Sue Rezin is a Republican member of the Illinois Senate, representing the 38th district since her appointment in December 2010. The 38th district includes Bureau, Putnam, LaSalle, Grundy, and Kendall counties in north central Illinois.

Illinois Senate
Rezin was elected to the Illinois House of Representatives in November 2010, and subsequently appointed to the Illinois State Senate. She was selected by the Illinois Republican Party county chairman to fill the seat of Gary G. Dahl, who resigned on December 2, 2010. She was sworn in as state senator on December 14, 2010, and elected to serve a four-year term in November 2012. She represents the 38th Legislative District. In 2015, she was appointed assistant leader in the Senate GOP Caucus. In 2021, Rezin was appointed Deputy Leader of the Senate GOP caucus. She currently serves on the following committees: Education (Minority Spokesperson); Energy and Public Utilities (Minority Spokesperson); Human Rights (Minority Spokesperson); Executive; Health; Insurance; Subcommittee on Public Health; Subcommittee on Special Issues (H); Executive-Consolidation; Executive- Government Operations; Sub on Next Generation Nuclear.

Other work 
On a national level, Senator Rezin is an active member of the National Conference of State Legislatures (NCSL), which is a bipartisan organization that brings legislators and staff from across the county together to collaborate and share information to help craft the best solutions to problems states face. Senator Rezin currently serves on NCSL’s 63-member Executive Committee and Task Force on Energy Supply. Rezin also serves on the board of directors for the National Foundation for Women Legislators.

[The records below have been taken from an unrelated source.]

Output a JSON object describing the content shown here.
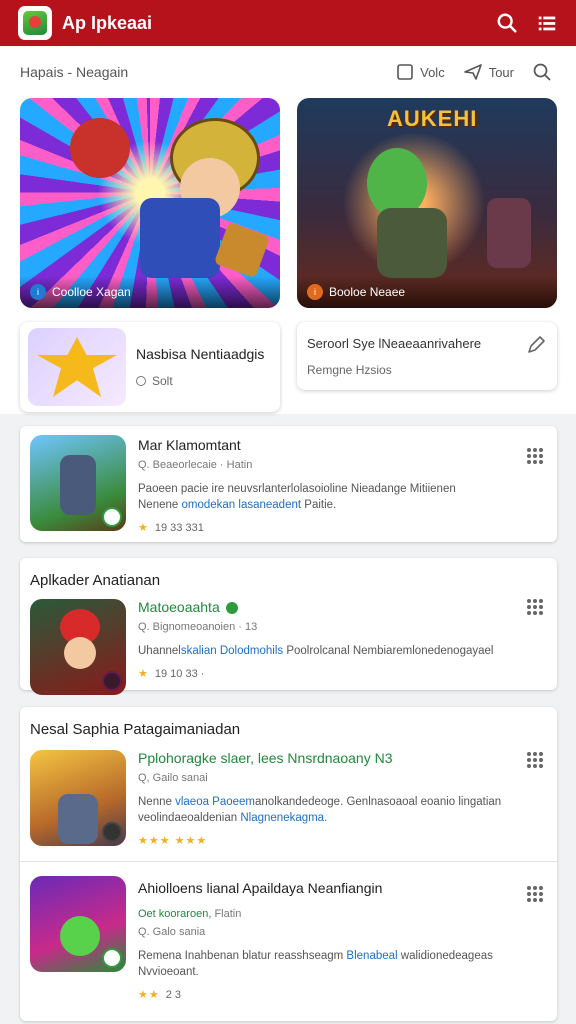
{
  "header": {
    "title": "Ap Ipkeaai",
    "brand_color": "#b5121b"
  },
  "subbar": {
    "title": "Hapais - Neagain",
    "action_vote": "Volc",
    "action_tour": "Tour"
  },
  "featured": [
    {
      "caption": "Coolloe Xagan",
      "caption_color": "#1f7ad1",
      "info_title": "Nasbisa Nentiaadgis",
      "info_sub": "Solt"
    },
    {
      "art_title": "AUKEHI",
      "caption": "Booloe Neaee",
      "caption_color": "#e06b1f",
      "info_title": "Seroorl Sye lNeaeaanrivahere",
      "info_sub": "Remgne Hzsios"
    }
  ],
  "list1": {
    "title": "Mar Klamomtant",
    "sub": "Q. Beaeorlecaie · Hatin",
    "desc_a": "Paoeen pacie ire neuvsrlanterlolasoioline Nieadange Mitiienen",
    "desc_b": "Nenene",
    "desc_link": "omodekan lasaneadent",
    "desc_c": "Paitie.",
    "rating": "19 33 331"
  },
  "list2": {
    "section": "Aplkader Anatianan",
    "title": "Matoeoaahta",
    "sub": "Q. Bignomeoanoien · 13",
    "desc_a": "Uhanne",
    "desc_link": "lskalian Dolodmohils",
    "desc_c": "Poolrolcanal Nembiaremlonedenogayael",
    "rating": "19 10 33 ·"
  },
  "list3": {
    "section": "Nesal Saphia Patagaimaniadan",
    "items": [
      {
        "title": "Pplohoragke slaer, lees Nnsrdnaoany N3",
        "sub": "Q, Gailo sanai",
        "desc_a": "Nenne",
        "desc_link_a": "vlaeoa Paoeem",
        "desc_b": "anolkandedeoge. Genlnasoaoal eoanio lingatian",
        "desc_c": "veolindaeoaldenian",
        "desc_link_b": "Nlagnenekagma."
      },
      {
        "title": "Ahiolloens lianal Apaildaya Neanfiangin",
        "sub_highlight": "Oet kooraroen,",
        "sub_tail": "Flatin",
        "sub2": "Q. Galo sania",
        "desc_a": "Remena Inahbenan blatur reasshseagm",
        "desc_link": "Blenabeal",
        "desc_b": "walidionedeageas",
        "desc_c": "Nvvioeoant.",
        "rating": "2 3"
      }
    ]
  }
}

2020 Congressional campaign
On July 9, 2019, Rezin announced that she would be a candidate for the United States House of Representatives in the 14th congressional district in 2020 — even though a resident of the 16th — and planned on unseating first-term incumbent Democrat Lauren Underwood.  She was narrowly defeated in the March 2020 Republican primary by fellow state Senator Jim Oberweis.

Personal life
Rezin and her husband, Keith, have four children. They reside in Morris, Illinois.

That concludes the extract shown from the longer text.